普通はカンストしない技なのだろう。ぐちゃぐちゃの妖の死体片してたら自然と上がったので間違いではないのだけど。
ちょっとみんなと心の距離が離れてしまったようだ。
「うん、まあそれは人それぞれだしね、うん」
美雲がよくわからないフォローを入れてくれた。苦し紛れなのが手に取るようにわかって申し訳ない。
鈴雨は可哀想な人を見るような目で私を見ている。
居た堪れなさすぎるだろ。
「うん、その技があるならいいんだ、よし、作業を開始しよう」
珠晴はこの話題をサラっと流し、作業の指示を開始した。
それから、私と珠晴、美雲と鈴雨でペアになり、それぞれの作業箇所へ向かった。
私達の今日の担当箇所は赤竜殿の池の掃除だ。基本この四人でローテーションを組んで赤竜殿のみを掃除して回っているらしい。週一回日曜日だけは休みなのだそう。

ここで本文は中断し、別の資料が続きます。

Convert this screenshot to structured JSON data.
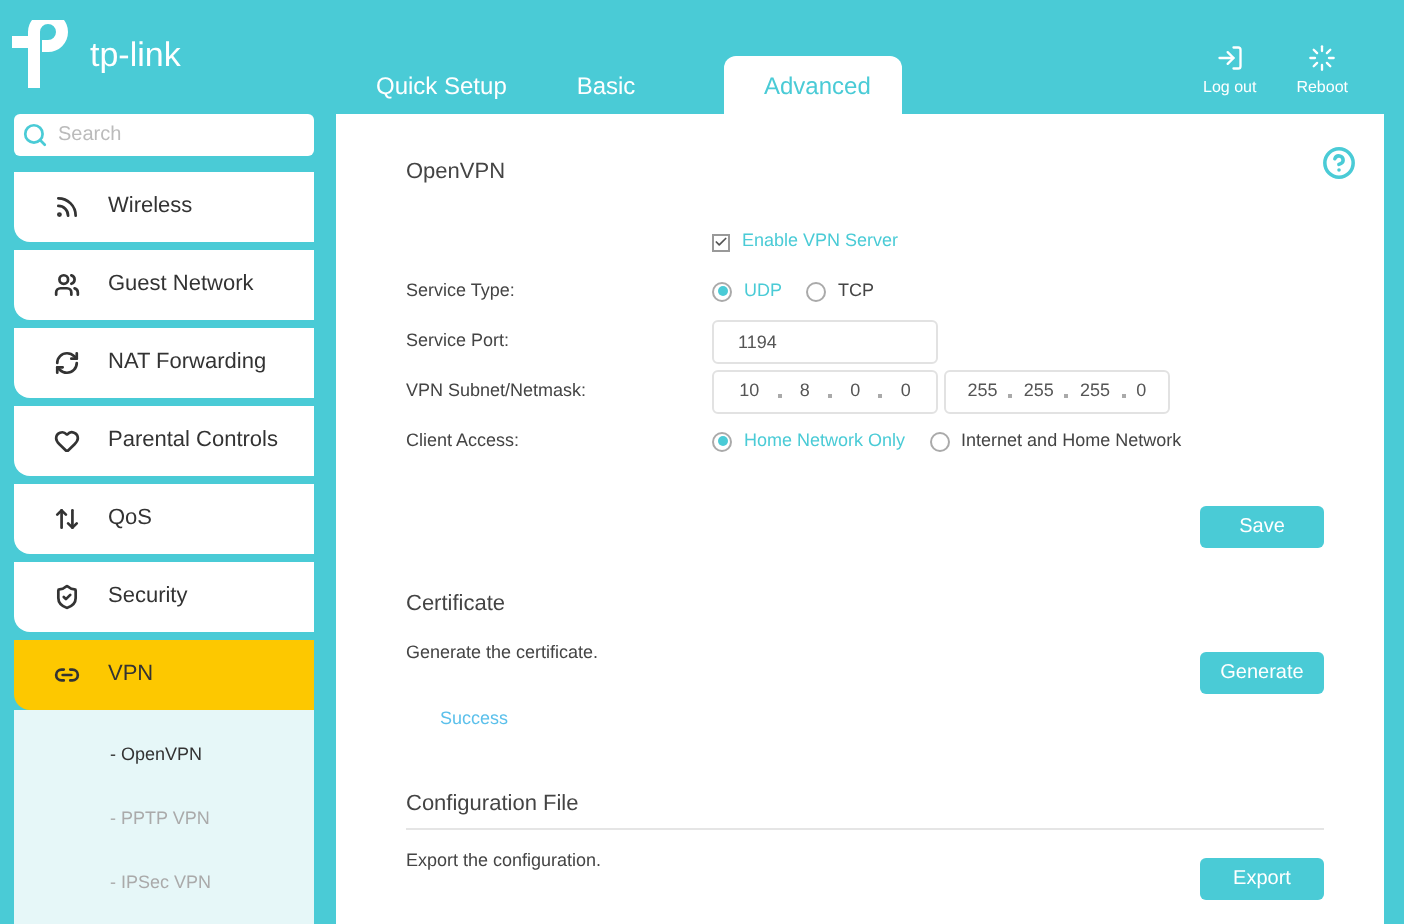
{
  "logo": {
    "text": "tp-link"
  },
  "tabs": [
    {
      "label": "Quick Setup",
      "selected": false
    },
    {
      "label": "Basic",
      "selected": false
    },
    {
      "label": "Advanced",
      "selected": true
    }
  ],
  "header_actions": [
    {
      "kind": "logout",
      "label": "Log out"
    },
    {
      "kind": "reboot",
      "label": "Reboot"
    }
  ],
  "search": {
    "placeholder": "Search"
  },
  "sidebar": {
    "items": [
      {
        "kind": "wireless",
        "label": "Wireless",
        "selected": false
      },
      {
        "kind": "guest",
        "label": "Guest Network",
        "selected": false
      },
      {
        "kind": "nat",
        "label": "NAT Forwarding",
        "selected": false
      },
      {
        "kind": "parental",
        "label": "Parental Controls",
        "selected": false
      },
      {
        "kind": "qos",
        "label": "QoS",
        "selected": false
      },
      {
        "kind": "security",
        "label": "Security",
        "selected": false
      },
      {
        "kind": "vpn",
        "label": "VPN",
        "selected": true,
        "children": [
          {
            "label": "- OpenVPN",
            "selected": true
          },
          {
            "label": "- PPTP VPN",
            "selected": false
          },
          {
            "label": "- IPSec VPN",
            "selected": false
          }
        ]
      }
    ]
  },
  "openvpn": {
    "title": "OpenVPN",
    "enable": {
      "label": "Enable VPN Server",
      "checked": true
    },
    "service_type": {
      "label": "Service Type:",
      "options": [
        {
          "label": "UDP",
          "selected": true
        },
        {
          "label": "TCP",
          "selected": false
        }
      ]
    },
    "service_port": {
      "label": "Service Port:",
      "value": "1194"
    },
    "subnet": {
      "label": "VPN Subnet/Netmask:",
      "ip": [
        "10",
        "8",
        "0",
        "0"
      ],
      "mask": [
        "255",
        "255",
        "255",
        "0"
      ]
    },
    "client_access": {
      "label": "Client Access:",
      "options": [
        {
          "label": "Home Network Only",
          "selected": true
        },
        {
          "label": "Internet and Home Network",
          "selected": false
        }
      ]
    },
    "save": "Save"
  },
  "certificate": {
    "title": "Certificate",
    "text": "Generate the certificate.",
    "button": "Generate",
    "status": "Success"
  },
  "config_file": {
    "title": "Configuration File",
    "text": "Export the configuration.",
    "button": "Export"
  }
}
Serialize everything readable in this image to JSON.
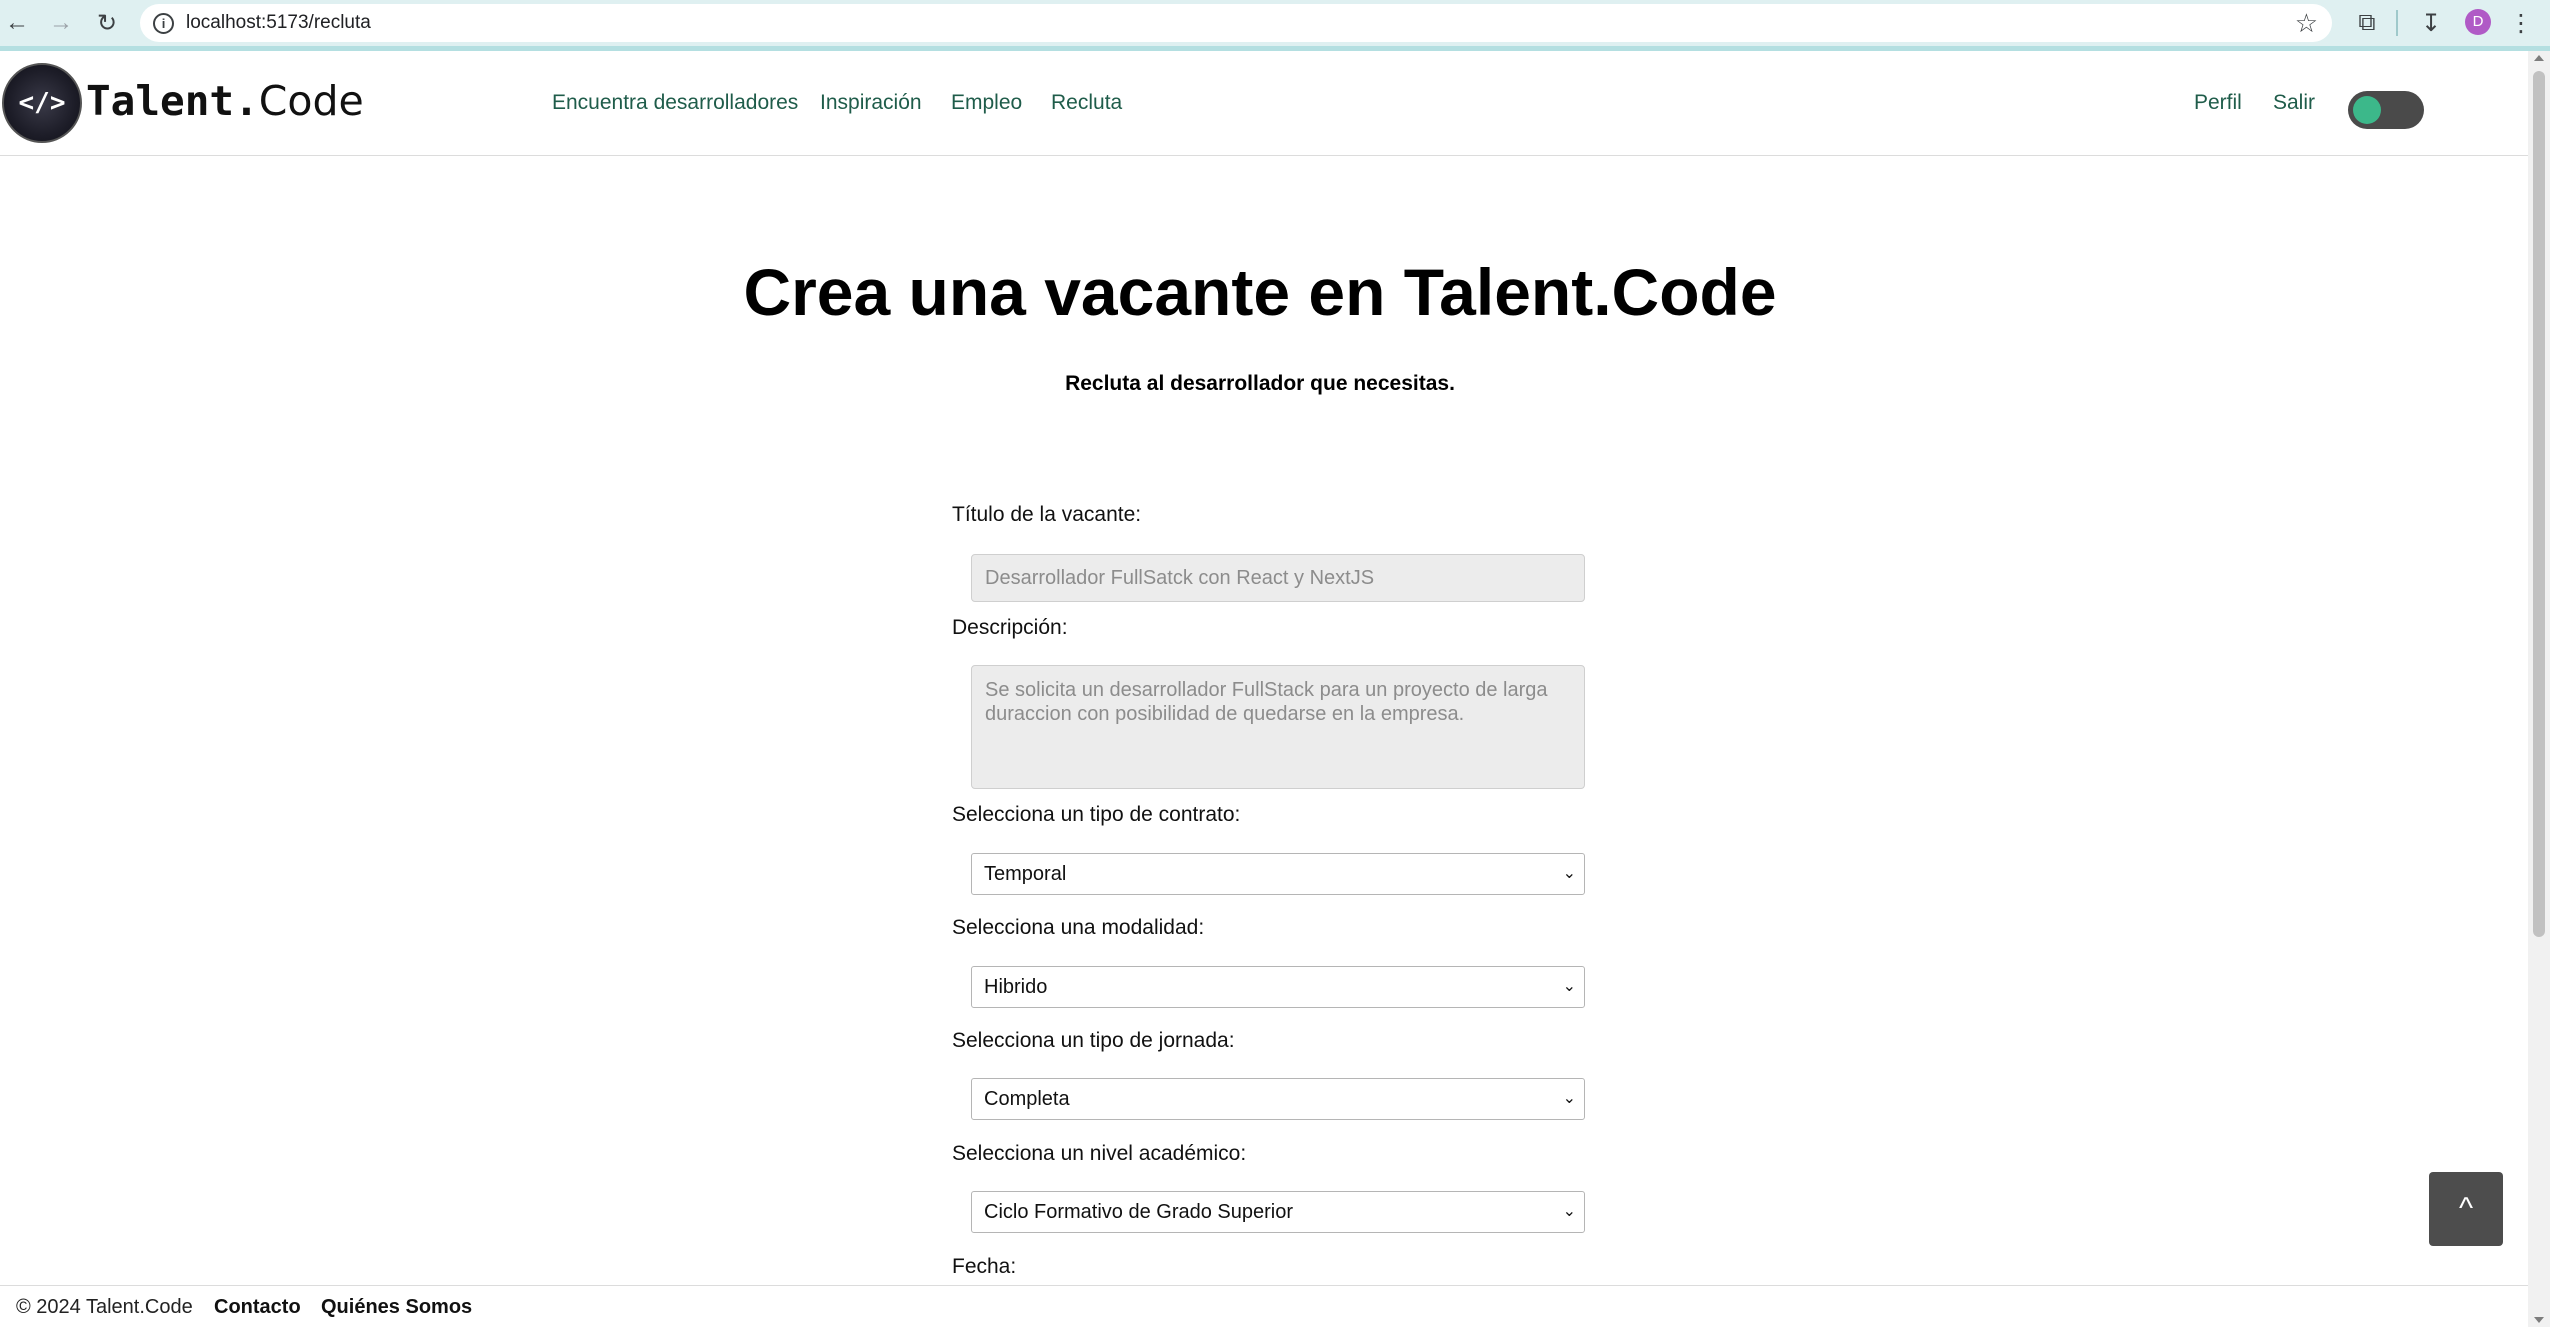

私達は池に到着後、泳いでいた鯉を移動させてから、掃除の準備を整えた。
「えーっと、私は何をすれば良いでしょうか?」
「んーとじゃあ力試しってことで、最初は柚子葉一人でやってもらおうかな」
「は……はあ」
一人か。少し不安だな。
池の掃除は水の入れ替えと、苔の掃除と落ちた落ち葉や石の除去ってところかな。
「では、失礼します」
私はまず池の水を操作し、排水溝まで水を運び流し込んだ。
この世界は魔法で水が無限に作り出すことが出来るため、至る所に現代のように排水溝があり、こうして汚水を流すことが出来る。
私はそこにどんどん池の水を捨てていった。
珠晴はうんうんと頷き私を見ている。どうやら手順は間違っていないようだ。
水を捨てきった後は、まず落ち葉の除去をした。
落ち葉拾いの技を使い、自由自在に葉っぱを動かし袋に詰めていった。その姿を珠晴は「それも会得しているのね」と、感心したように見ていた。彼女の視線に異変が起きたのはその後だ。
私が高圧の技を使い、石の苔を削ぎ落そうとしたところ、珠晴が声を上げ柚子葉の肩に手を置いた。
「何今の!?」
「苔落としたら不味かったですか?」
「そうじゃなくて、その水がすごい勢いで出ているやつ」
「高圧の技ですか? どうかしました?」
「えっ、何今の、そんな技つかえるの!?」
「普通使えないのですか?」
「初めて見た」
どうやら高圧の技は一般的ではないようだ。
「これどうやって覚えたの?」
「経験を積んだら自動的に」
「掃除婦として働いたことないんじゃなかった?」
「個人的な修行です」
「どんな修行だよ!」
珠晴はノリが良いなぁ。
私はそのまま高圧で石の苔を落としながら、彼女と話しを続けた。
「水の魔法の高位なもので、高水圧を飛ばす魔法があるのだけれどそれではないのね?」
「多分、水を出してから高圧で飛ばしているので魔法のそれとは仕組みが違うので」
「そう……」
珠晴はそのままマジマジと、珍しいものを見るように私の手元を観察していた。